Wright applies his thinking on root types to his placement of oilseeds in his rotations. Flax is shallow-rooted, so it leaves some moisture at depth where a following wheat crop can use it. It also develops large numbers of mycorrhizae. Apparently, the fungi enable flax to use soil phosphorus rather than depending on fertilizer. Canola has a deep taproot but no mycorrhizae. Earthworms seem to thrive equally well under canola and flax, though.

“I’m not sure whether there are benefits to increasing soil mycorrhizae populations or what they might be,” says Wright. “But it seems smart to take advantage of nature if we can. I rate the mycorrhizae as one of the benefits of flax. Something about flax shows up in better wheat the next year. Durum does really well after flax on the irrigated land.”

This year, one of the new crops Wright is testing is ESS sunflowers. These early, short season varieties are suited to dryland. They’re used whole as feed supplements for dairy cows to increase their calorie intake and to raise levels of cancer-preventing oils in beef.

“I have high hopes for sunflowers,” he says. “You can seed them as late as the first week in June, and you can harvest them any time. Fall weather doesn’t hurt them at all. They have very deep roots so maybe they’ll give some advantage to the next crop too.”

Wright grows most cereals but some are closer to the top of the list when he’s figuring what to grow where.

“Durum brings the best premium for high protein,” he says. “And it seems to get the biggest kick from following a pulse crop. Barley seems to do best after canola for some reason.

Wright’s also impressed with some of the new varieties of winter wheat. They have better yields, slightly higher protein and better disease resistance than the older varieties.

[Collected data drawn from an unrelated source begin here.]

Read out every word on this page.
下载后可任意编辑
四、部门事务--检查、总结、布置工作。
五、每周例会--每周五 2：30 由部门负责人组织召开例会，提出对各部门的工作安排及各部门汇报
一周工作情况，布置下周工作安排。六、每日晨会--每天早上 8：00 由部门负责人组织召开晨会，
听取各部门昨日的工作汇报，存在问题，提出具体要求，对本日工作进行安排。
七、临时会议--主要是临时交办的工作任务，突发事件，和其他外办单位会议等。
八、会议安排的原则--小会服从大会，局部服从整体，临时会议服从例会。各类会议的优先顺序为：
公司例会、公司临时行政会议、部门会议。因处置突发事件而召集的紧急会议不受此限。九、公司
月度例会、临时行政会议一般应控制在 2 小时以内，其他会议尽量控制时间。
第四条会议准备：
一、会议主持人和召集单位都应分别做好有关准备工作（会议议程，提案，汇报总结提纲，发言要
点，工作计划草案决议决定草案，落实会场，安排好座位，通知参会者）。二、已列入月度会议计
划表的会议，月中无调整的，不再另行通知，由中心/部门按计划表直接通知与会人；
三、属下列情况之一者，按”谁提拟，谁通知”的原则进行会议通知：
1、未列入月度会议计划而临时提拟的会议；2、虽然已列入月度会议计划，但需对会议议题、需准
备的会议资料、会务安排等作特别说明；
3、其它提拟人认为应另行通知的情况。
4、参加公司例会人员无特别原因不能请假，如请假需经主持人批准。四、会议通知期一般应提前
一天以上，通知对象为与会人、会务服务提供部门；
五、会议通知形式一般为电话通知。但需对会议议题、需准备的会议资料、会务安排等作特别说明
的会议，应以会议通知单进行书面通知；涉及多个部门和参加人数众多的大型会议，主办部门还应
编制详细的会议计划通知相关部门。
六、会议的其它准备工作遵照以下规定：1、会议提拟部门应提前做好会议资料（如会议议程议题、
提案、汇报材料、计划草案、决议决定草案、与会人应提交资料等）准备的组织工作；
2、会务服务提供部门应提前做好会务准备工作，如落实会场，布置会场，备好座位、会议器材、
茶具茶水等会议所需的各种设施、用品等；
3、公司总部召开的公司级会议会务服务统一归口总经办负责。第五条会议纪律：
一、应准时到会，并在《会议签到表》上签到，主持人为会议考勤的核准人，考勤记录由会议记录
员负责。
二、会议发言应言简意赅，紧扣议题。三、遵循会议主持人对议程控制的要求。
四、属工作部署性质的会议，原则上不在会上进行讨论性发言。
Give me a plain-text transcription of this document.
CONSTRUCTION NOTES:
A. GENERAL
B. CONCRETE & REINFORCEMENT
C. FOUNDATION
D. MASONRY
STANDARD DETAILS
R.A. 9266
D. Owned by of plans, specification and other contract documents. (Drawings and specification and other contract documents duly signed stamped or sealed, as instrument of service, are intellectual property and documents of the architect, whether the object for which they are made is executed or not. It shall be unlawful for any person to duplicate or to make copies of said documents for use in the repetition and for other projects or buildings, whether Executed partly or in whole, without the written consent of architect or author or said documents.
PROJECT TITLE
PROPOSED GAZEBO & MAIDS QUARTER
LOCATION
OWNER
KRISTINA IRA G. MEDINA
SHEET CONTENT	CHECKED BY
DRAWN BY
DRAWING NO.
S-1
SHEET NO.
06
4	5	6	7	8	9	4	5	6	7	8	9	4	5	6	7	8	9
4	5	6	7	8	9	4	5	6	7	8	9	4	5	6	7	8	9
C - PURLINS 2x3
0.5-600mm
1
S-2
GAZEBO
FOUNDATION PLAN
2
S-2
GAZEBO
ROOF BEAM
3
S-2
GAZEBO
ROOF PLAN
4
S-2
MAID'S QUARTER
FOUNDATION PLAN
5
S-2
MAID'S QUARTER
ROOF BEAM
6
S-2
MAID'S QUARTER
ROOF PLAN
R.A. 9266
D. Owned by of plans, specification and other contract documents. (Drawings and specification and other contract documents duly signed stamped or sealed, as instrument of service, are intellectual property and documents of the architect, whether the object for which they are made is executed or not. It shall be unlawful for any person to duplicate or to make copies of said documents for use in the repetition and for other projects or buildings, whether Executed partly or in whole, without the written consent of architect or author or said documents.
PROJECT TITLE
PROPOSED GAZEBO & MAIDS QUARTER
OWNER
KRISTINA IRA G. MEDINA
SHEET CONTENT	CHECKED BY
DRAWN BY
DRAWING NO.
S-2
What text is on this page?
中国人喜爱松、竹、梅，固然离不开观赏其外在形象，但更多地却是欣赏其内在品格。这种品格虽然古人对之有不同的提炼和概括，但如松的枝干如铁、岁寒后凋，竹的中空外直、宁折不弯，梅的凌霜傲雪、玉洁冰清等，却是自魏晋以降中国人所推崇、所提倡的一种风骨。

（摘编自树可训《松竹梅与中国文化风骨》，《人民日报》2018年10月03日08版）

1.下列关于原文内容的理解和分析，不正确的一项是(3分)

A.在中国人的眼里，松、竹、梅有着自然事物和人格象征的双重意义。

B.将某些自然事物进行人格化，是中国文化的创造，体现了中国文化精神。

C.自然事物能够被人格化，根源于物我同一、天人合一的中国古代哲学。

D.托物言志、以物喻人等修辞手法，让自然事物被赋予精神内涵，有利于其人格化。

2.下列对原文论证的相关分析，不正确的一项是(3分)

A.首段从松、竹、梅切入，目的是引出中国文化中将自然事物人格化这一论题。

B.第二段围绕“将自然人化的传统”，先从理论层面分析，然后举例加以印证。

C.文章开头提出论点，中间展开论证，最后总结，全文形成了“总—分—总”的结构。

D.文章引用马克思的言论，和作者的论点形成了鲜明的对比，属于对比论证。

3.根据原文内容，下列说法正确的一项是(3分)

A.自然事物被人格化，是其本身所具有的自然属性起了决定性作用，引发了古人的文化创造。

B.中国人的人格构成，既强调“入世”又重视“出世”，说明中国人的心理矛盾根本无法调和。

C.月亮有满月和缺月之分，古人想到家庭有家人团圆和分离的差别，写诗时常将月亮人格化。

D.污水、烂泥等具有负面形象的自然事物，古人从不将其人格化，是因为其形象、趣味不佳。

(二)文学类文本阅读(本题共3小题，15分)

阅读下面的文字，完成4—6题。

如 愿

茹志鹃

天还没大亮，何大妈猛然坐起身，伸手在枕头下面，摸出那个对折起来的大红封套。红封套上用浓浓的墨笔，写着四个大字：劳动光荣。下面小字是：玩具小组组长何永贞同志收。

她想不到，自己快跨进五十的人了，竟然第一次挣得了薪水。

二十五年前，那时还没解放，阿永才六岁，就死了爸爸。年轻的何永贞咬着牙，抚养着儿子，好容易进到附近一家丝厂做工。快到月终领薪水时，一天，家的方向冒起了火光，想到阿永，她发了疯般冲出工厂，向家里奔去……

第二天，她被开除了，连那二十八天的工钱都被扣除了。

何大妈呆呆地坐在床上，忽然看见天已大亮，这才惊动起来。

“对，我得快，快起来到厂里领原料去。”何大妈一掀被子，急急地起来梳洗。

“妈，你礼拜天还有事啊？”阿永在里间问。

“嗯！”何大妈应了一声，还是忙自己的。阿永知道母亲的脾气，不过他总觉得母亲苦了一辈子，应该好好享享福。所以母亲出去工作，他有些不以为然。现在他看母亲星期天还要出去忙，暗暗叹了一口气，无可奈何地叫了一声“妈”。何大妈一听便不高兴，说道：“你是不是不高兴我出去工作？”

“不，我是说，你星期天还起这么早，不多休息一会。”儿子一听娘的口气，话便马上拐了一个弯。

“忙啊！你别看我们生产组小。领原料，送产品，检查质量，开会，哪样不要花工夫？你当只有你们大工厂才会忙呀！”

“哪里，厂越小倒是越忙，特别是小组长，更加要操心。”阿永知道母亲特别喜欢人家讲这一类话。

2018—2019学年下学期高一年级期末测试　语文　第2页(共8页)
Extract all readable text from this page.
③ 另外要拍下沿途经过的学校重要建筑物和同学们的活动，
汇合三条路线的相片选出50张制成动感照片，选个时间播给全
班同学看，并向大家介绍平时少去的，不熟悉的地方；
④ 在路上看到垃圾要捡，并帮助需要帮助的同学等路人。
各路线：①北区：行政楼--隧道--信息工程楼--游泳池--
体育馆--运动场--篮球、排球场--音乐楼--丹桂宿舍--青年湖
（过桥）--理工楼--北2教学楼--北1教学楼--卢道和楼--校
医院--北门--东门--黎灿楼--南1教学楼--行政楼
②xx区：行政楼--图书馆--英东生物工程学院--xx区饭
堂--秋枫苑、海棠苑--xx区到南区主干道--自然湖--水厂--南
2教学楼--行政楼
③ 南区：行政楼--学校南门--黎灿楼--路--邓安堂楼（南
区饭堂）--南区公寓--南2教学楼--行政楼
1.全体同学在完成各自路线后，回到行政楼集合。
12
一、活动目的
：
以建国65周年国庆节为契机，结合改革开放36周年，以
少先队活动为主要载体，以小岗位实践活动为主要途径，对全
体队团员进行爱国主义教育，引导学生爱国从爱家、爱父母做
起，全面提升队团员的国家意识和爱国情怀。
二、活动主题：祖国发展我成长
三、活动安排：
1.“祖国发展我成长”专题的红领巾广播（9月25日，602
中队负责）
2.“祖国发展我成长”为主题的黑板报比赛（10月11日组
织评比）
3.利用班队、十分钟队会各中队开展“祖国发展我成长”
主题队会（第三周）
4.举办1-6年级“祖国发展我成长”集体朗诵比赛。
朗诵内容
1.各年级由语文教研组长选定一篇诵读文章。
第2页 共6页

“They’re shorter, too,” he says. “They don’t lodge as easily and you don’t have to deal with all that straw. It’s important that we grow the new high quality winter wheat, like Tempest and Bellatrix. The Wheat Board is starting to some around with their IP program for those two. The markets for them will come, but we’ve got to grow them so our customers can be aware of the quality that’s available.

“I like the winter cereals as a way to throw the weeds out of whack. I hardly ever see any wild oats in them, so we only have to

spray for broadleaves. They’re competitive with weeds too, especially Pika fall triticale, it’s a great competitor.”

Staying on top of weeds is a continual battle that Wright fights with all the knowledge he can find. He says there’s no such thing as weeds that are too small to spray and he shaves rates when he thinks he can. He has a network of contacts around the world to help him keep up with the peculiarities of chemicals – which is sensitive to light, which has an edge of what type of weed and the like. He hopes to use rotations including crops with different growth patterns – winter wheat, sunflowers, millet – to get at problem weeds.

“Perennial weeds are really the only downside to direct seeding,” he says. “I’m looking at using more diversity in my crop rotations to get a handle on them. With zero till, you’re always learning, trying new things and looking for ways to grow a healthier crop.”